Estamos em face de uma das fontes da crise brasileira: a
visão pobre, míope, curta, dos processos históricos, visão na qual o acessório
toma a vez do principal, o episódico substitui o estrutural, as miragens tomam
o lugar da realidade. Diante da floresta, o medíocre contempla uma ou outra
árvore. Perde a noção do rumo histórico.
Ao menosprezar seu próprio trajeto, ao ignorar as lições de
seus fundadores – entre eles João Mangabeira, Antônio Houaiss, Jamil Haddad e
Miguel Arraes –, o PSB renunciou à posição que lhe cabia na construção do
socialismo do século XXI, o socialismo democrático, optando pela covarde
rendição ao statu quo. Renunciou à luta pelas reformas que podem conduzir a
sociedade a um patamar condizente com suas legítimas aspirações.

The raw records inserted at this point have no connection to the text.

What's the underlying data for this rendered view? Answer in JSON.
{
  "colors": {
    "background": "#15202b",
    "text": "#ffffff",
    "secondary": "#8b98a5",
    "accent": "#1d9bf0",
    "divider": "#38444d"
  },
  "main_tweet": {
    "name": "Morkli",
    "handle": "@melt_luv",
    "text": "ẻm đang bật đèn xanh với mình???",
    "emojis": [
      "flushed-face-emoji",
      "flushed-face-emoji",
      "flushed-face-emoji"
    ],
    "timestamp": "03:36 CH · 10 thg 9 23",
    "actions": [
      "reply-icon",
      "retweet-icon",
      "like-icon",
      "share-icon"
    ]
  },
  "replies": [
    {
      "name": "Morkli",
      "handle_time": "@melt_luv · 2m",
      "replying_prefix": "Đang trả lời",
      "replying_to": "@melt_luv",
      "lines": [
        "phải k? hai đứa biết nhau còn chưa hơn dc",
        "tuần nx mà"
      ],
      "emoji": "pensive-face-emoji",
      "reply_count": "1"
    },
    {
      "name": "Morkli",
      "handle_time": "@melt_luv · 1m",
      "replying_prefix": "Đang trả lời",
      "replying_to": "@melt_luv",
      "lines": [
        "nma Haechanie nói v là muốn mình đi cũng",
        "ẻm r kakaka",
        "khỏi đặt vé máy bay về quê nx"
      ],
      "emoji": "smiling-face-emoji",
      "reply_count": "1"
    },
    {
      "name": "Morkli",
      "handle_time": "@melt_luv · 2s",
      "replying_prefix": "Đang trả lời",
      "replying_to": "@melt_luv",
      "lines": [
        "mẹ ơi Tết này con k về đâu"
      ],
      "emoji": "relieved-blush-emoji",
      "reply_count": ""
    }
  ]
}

Qual o papel de um partido socialista no Brasil de hoje? Não
será o de promover a conciliação com o capital em detrimento do trabalho; não
será o de aceitar a pobreza e a exploração do homem pelo homem como fenômeno
natural e irrecorrível; não será o de desaparelhar o Estado em favor do grande
capital, nem renunciar à soberania e subordinar-se ao capital financeiro que
construiu a crise de 2008 e construirá tantas outras quantas sejam necessárias
à expansão do seu domínio, movendo mesmo guerras odientas para atender aos
insaciáveis interesses monopolísticos.
O papel de um partido socialista no Brasil de hoje é o de
impulsionar a redistribuição da riqueza, alargando as políticas sociais e
promovendo a reforma agrária em larga escala; é o de proteger o patrimônio
natural e cultural; é o de combater todas as formas de atentado à dignidade
humana; é o de extinguir as desigualdades espaciais do desenvolvimento; é o de
alargar as chances para uma juventude prenhe de aspirações; é o de garantir a
segurança do cidadão, em particular aquele em situação de risco; é o de
assegurar, através de tecnologias avançadas, a defesa militar contra a ganância
estrangeira; é o de promover a aproximação com nossos vizinhos
latino-americanos e africanos; é o de prover as possibilidades de escolher
soberanamente suas parcerias internacionais. É o de aprofundar a democracia.
Como presidente do PSB, procurei manter-me equidistante das
disputas, embora minha opção fosse publicamente conhecida. Assumi a Presidência
do Partido no grave momento que se sucedeu à tragédia que nos levou Eduardo
Campos; conduzi o Partido durante a honrada campanha de Marina Silva.
Anunciados os números do primeiro turno, ouvi, como magistrado, todas as
correntes e dirigi até o final a reunião da Comissão Executiva que escolheu o
suicídio político-ideológico.
Recebi com bons modos a visita do candidato escolhido pela
nova maioria. Cumprido o papel a que as circunstâncias me constrangeram,
sinto-me livre para lutar pelo Brasil com o qual os brasileiros sonhamos,
convencido de que o apoio à reeleição da presidente Dilma Rousseff é, neste
momento, a única alternativa para a esquerda socialista e democrática. Sem declinar
das nossas diferenças, que nos colocaram em campanhas distintas no primeiro
turno, o apoio a Dilma representa mais avanços e menos retrocessos, ou seja, é,
nas atuais circunstâncias, a que mais contribui na direção do resgate de
dívidas históricas com seu próprio povo, como também de sua inserção tão
autônoma quanto possível no cenário global.
Denunciamos a estreiteza do maniqueísmo PT-PSBD, oferecemos
nossa alternativa e fomos derrotados: prevaleceu a dicotomia, e diante dela
cumpre optar. E a opção é clara para quem se mantém fiel aos princípios e à
trajetória do PSB.
O Brasil não pode retroagir.
Convido todos, dentro e fora do PSB, a atuar comigo em
defesa da sociedade brasileira, para integrar esse histórico movimento em
defesa de um país desenvolvido, democrático e soberano.
Rio de Janeiro, 11 de outubro de 2014.